How many times have you woken up thinking, “how bad off am I that I wake up feeling like crap?” coupled with “it’s not a bad bed! The guy at the store said it’d be perfect for my back pain!”? You’re not alone. Several members of my family have been there. I’ve been there. The problem isn’t the bed; it really is you!
First, let’s look at how lying down affects your body.
When you lie on a bed on your back, the bed tends to sink in where there’s more pressure (and also less rigidity in the bed’s structure). Your butt tends to put the most pressure on the bed (why your bed tends to sag over time). You also get a lot of pressure at the mid-back (all those guts of yours), which causes your thoracic (upper) spine to round.
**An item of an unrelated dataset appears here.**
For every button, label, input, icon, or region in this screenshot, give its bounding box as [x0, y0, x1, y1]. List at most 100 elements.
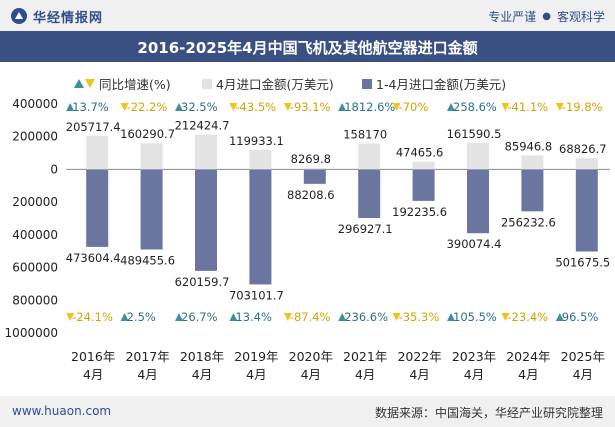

The pressure in your butt puts your pelvis into an anterior tilt, and the rounding of your upper spine causes the shoulder blades to be pushed out to the sides. These actions get your hips locked up, which affects your spinal mechanics, and exacerbate shoulder, elbow, and wrist problems.
Lying on your side is slightly better in that your hips are not forced into an anterior tilt, but your shoulders undergo a much stronger kind of rounding. The shoulder you lie on takes on a huge load and gets stuck in the rounded forward position over time.
Lying face-down, your shoulders will still tend toward rounding and your pelvis will still be dumped into an anterior tilt, though how severe likely depends on how big your tummy is.
So what’s the big deal with beds? Well, your shoulders round no matter what the position you sleep in and your pelvis gets dumped forward in 2 out of 3. And we haven’t even mentioned some of those “ergonomic” monstrosities that they sell as pillows that contort your neck into all kinds of strange positions!
Now I said that the problem is you, not the bed. That’s true. Short of never sleeping on cushioned surface again, your best bet is to strengthen and train your shoulder and hip stabilizers so that even 8 hours of sleep everyday won’t throw your shoulders, hips, and back out of whack.
By taking a little time daily to get your stabilizers active and engaged, you can make waking up more of a joy and less of a necessary (and painful) evil.